Prestes a completar um ano, a guerra na Ucrânia já deixou ao menos 7 mil civis mortos no território , quase 8 milhões de refugiados em toda a Europa e diversas cidades completamente destruídas por bombardeios e ataques russos, segundo o Alto-comissariado das Nações Unidas para os Refugiados (ACNUR).

O número de atingidos pelo embate é incerto, já que, tanto a Ucrânia quanto a Rússia mantêm em segredo a quantidade real de afetados pela guerra. Os dados oficiais são sempre contestados pela Organização das Nações Unidas (ONU), que não considera confiáveis os totais divulgados pelos envolvidos no conflito.

Mesmo a estimativa da ONU, no caso de civis, ainda é hipotética, como afirma a própria organização, porque diversas áreas na Ucrânia estão inacessíveis devido aos combates. Embora a agência não tenha atribuído responsabilidade pelas mortes, Kiev afirma que a quantidade de óbitos ao longo da guerra pode chegar a dezenas de milhares.

O início do conflito se deu em 24 de fevereiro de 2022, quando o presidente da Rússia, Vladimir Putin, ordenou o que chamou de “operação militar especial” em solo ucraniano . Os bombardeios, que puderam ser ouvidos de diversas partes do país, deram início a uma sequência de ataques que, agora, quase um ano depois, ainda não há perspectiva de desfecho.

Táticas de destruição

Nos últimos meses, com a chegada no inverno, a Rússia tem concentrado os ataques à infraestrutura básica da Ucrânia . De acordo com o presidente ucraniano, Volodymyr Zelensky, lugares vitais, como hospitais, escolas, além de meios de transporte e áreas residenciais foram atingidos .

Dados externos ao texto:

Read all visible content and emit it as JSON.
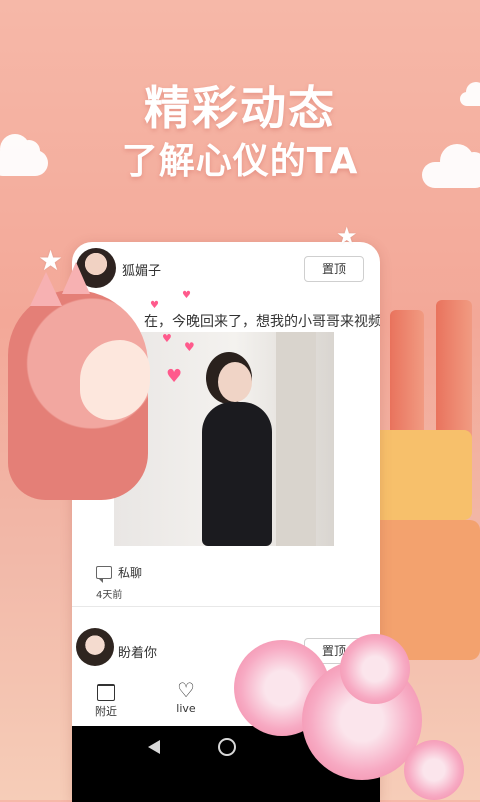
{
  "headline": {
    "line1": "精彩动态",
    "line2": "了解心仪的TA"
  },
  "post1": {
    "username": "狐媚子",
    "pin_label": "置顶",
    "text": "在，今晚回来了，想我的小哥哥来视频",
    "action_label": "私聊",
    "time": "4天前"
  },
  "post2": {
    "username": "盼着你",
    "pin_label": "置顶"
  },
  "tabbar": {
    "tabs": [
      {
        "label": "附近",
        "icon": "home-icon"
      },
      {
        "label": "live",
        "icon": "heart-ta-icon"
      }
    ]
  },
  "navbar": {
    "icons": [
      "back-icon",
      "home-icon"
    ]
  },
  "colors": {
    "background": "#f3a898",
    "headline_text": "#ffffff",
    "card": "#ffffff",
    "navbar": "#000000"
  }
}
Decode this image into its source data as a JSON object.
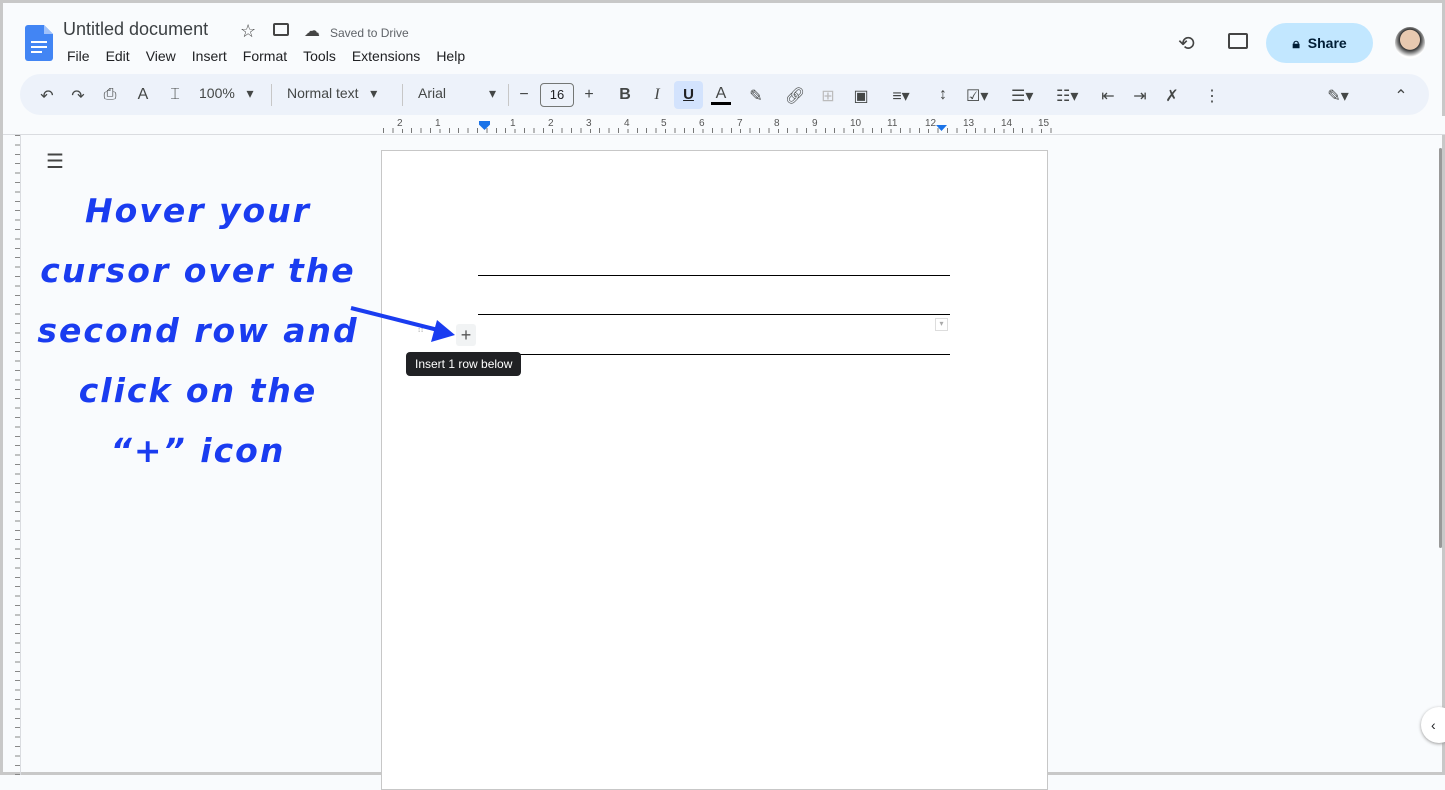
{
  "app": {
    "title": "Untitled document",
    "save_status": "Saved to Drive",
    "share_label": "Share"
  },
  "menu": [
    "File",
    "Edit",
    "View",
    "Insert",
    "Format",
    "Tools",
    "Extensions",
    "Help"
  ],
  "toolbar": {
    "zoom": "100%",
    "style": "Normal text",
    "font": "Arial",
    "font_size": "16"
  },
  "ruler_labels": [
    "2",
    "1",
    "1",
    "2",
    "3",
    "4",
    "5",
    "6",
    "7",
    "8",
    "9",
    "10",
    "11",
    "12",
    "13",
    "14",
    "15"
  ],
  "tooltip": "Insert 1 row below",
  "annotation": [
    "Hover your",
    "cursor over the",
    "second row and",
    "click on the",
    "“+” icon"
  ],
  "colors": {
    "accent": "#1a73e8",
    "annotation": "#1a3cf0",
    "share_bg": "#c2e7ff"
  }
}
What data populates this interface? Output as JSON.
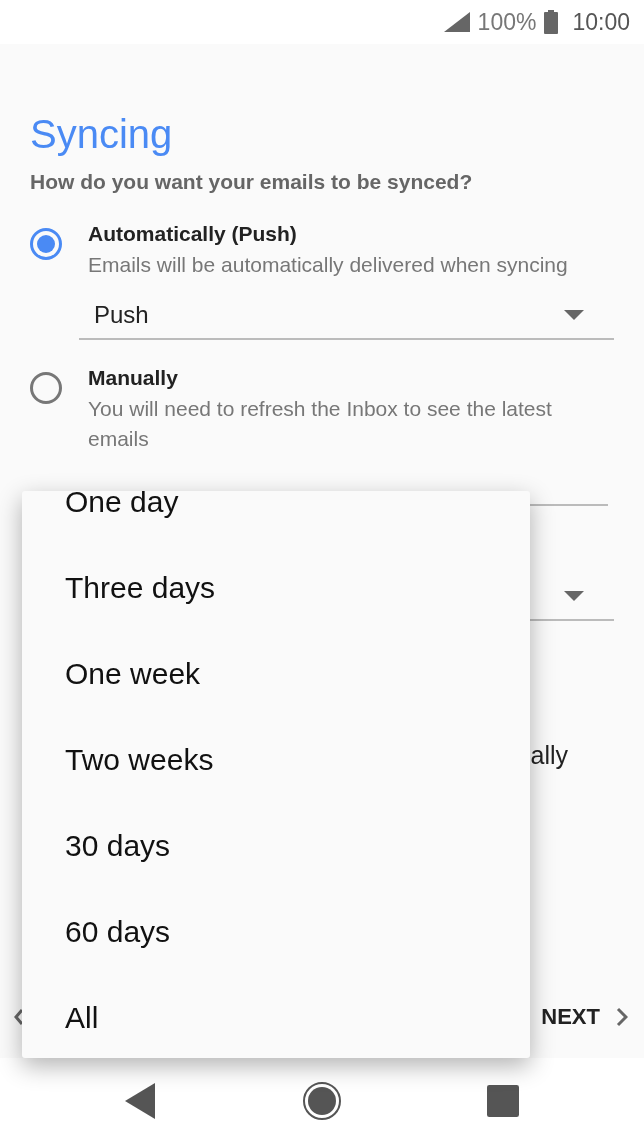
{
  "status_bar": {
    "battery": "100%",
    "time": "10:00"
  },
  "title": "Syncing",
  "question": "How do you want your emails to be synced?",
  "options": [
    {
      "label": "Automatically (Push)",
      "description": "Emails will be automatically delivered when syncing",
      "selected": true,
      "dropdown": {
        "value": "Push"
      }
    },
    {
      "label": "Manually",
      "description": "You will need to refresh the Inbox to see the latest emails",
      "selected": false
    }
  ],
  "partial_text": "ally",
  "footer": {
    "next": "NEXT"
  },
  "menu": {
    "items": [
      {
        "label": "One day"
      },
      {
        "label": "Three days"
      },
      {
        "label": "One week"
      },
      {
        "label": "Two weeks"
      },
      {
        "label": "30 days"
      },
      {
        "label": "60 days"
      },
      {
        "label": "All"
      }
    ]
  }
}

Desde outubro do ano passado, problemas com o abastecimento de água, energia elétrica e a escassez de alimentos têm afetado os ucranianos, devido a ataques russos em larga escala. Conforme a Organização Mundial da Saúde (OMS), até o fim da estação, é esperado que três milhões de pessoas deixem as casas em que vivem na Ucrânia em busca de condições mínimas de sobrevivência.

Conforme Rodrigo Fernando Gallo, doutor e professor de Política e Relações Internacionais do Instituto Mauá de Tecnologia (IMT), a tática usada por Putin de afetar a infraestrutura ucraniana foi usada para levar o Estado ao colapso, sem que ele tivesse que empregar uma força mais efetiva, além de poupar vidas russas.

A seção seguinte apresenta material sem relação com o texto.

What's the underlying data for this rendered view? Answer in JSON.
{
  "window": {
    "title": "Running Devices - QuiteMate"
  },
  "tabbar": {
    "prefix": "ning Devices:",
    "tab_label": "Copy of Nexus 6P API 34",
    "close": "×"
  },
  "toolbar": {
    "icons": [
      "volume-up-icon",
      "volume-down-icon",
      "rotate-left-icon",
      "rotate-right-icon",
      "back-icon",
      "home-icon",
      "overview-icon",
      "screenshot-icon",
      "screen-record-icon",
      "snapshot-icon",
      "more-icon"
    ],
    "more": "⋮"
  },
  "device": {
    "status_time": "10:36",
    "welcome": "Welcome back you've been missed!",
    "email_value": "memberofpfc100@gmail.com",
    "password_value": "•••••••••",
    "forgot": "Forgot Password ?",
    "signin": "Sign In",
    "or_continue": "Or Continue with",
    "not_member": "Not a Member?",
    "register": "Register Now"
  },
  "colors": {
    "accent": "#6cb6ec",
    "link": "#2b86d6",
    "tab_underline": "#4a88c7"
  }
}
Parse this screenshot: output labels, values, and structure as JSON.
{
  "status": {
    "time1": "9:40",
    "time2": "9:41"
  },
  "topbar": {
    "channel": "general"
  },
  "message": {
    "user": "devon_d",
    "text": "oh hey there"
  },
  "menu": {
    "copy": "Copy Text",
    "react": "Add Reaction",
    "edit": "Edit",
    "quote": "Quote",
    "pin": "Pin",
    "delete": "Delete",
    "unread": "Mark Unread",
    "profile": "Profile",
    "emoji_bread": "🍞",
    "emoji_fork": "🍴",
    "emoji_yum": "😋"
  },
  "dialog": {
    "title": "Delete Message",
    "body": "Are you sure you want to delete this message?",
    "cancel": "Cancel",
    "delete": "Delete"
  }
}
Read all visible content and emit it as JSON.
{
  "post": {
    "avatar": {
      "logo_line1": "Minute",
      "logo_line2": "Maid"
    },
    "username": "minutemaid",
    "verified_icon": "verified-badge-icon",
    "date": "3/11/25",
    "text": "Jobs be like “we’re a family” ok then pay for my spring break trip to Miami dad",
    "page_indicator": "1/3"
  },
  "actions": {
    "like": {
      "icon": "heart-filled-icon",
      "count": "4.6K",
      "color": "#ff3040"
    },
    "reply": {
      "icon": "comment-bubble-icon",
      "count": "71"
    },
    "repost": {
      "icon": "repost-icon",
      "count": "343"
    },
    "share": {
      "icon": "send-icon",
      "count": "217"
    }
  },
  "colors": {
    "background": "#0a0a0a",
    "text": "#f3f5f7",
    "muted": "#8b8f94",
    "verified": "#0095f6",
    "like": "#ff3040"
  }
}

“Não podemos esquecer que soldados mortos geram prejuízos ao Estado. Gastou-se muito para treiná-los, e possivelmente, há uma família para receber pensão. Então, guerras de destruição infraestrutural atendem esse tipo de estratégia”, afirma Gallo. “Isso sem contar que, no inverno europeu, abalos à infraestrutura causam também prejuízos e danos psicológicos à população atacada — que, por sua vez, pode começar a pressionar o próprio governo.”

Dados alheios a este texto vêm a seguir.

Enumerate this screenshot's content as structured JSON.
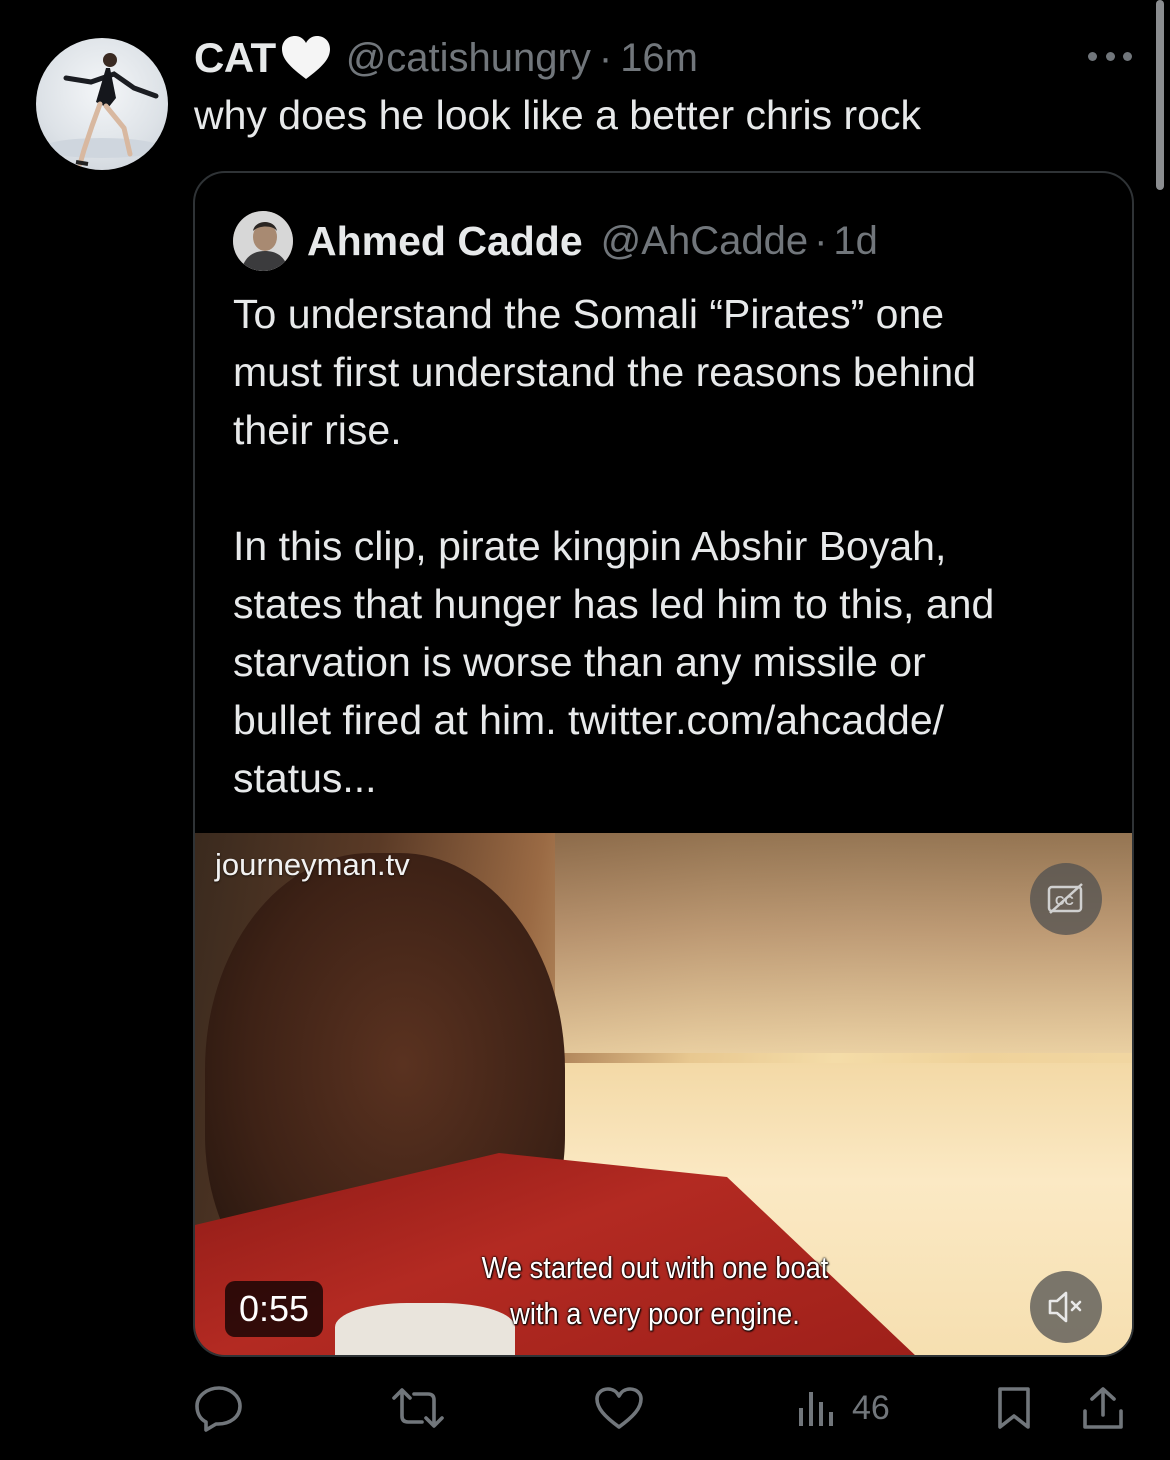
{
  "tweet": {
    "display_name": "CAT",
    "name_badge": "white-heart",
    "handle": "@catishungry",
    "separator": "·",
    "time": "16m",
    "text": "why does he look like a better chris rock"
  },
  "quoted": {
    "display_name": "Ahmed Cadde",
    "handle": "@AhCadde",
    "separator": "·",
    "time": "1d",
    "paragraph1": "To understand the Somali “Pirates” one\nmust first understand the reasons behind\ntheir rise.",
    "paragraph2": "In this clip, pirate kingpin Abshir Boyah,\nstates that hunger has led him to this, and\nstarvation is worse than any missile or\nbullet fired at him. twitter.com/ahcadde/\nstatus...",
    "video": {
      "watermark": "journeyman.tv",
      "subtitle_line1": "We started out with one boat",
      "subtitle_line2": "with a very poor engine.",
      "duration": "0:55",
      "captions_icon": "captions-off-icon",
      "mute_icon": "speaker-muted-icon"
    }
  },
  "actions": {
    "reply_icon": "reply-icon",
    "retweet_icon": "retweet-icon",
    "like_icon": "heart-icon",
    "views_icon": "views-icon",
    "views_count": "46",
    "bookmark_icon": "bookmark-icon",
    "share_icon": "share-icon"
  },
  "colors": {
    "background": "#000000",
    "text_primary": "#e7e9ea",
    "text_secondary": "#71767b",
    "border": "#2f3336"
  }
}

A perspectiva, agora, é que a estratégia de destruição mude. Gunther Rudzit, professor de Relações Internacionais da ESPM, explica que o inverno não foi extremamente rigoroso, mas frio, e com o fim dele, que está próximo, os combates vão depender de quem decidir tomar a iniciativa de atacar primeiro.

“Tudo indica que há a possibilidade de Putin convocar novos reservistas e a primavera ser marcada por novas ofensivas e contra-ofensivas”, afirma.

O que significou o cessar-fogo de Putin?

Semanas após falar pela primeira vez em um fim da guerra , Vladimir Putin anunciou um cessar-fogo temporário na Ucrânia — o único desde o início do conflito. A trégua, que durou 36 horas, foi vista com desconfiança pelo resto do mundo e alvo de críticas , principalmente pelo fato de Putin ter pedido que os ucranianos também aderissem à decisão.

Embora o mandatário russo tenha justificado a pausa nos ataques com a celebração do Natal ortodoxo, o professor do IMT destaca que, para além do conflito, há uma “guerra de narrativas”.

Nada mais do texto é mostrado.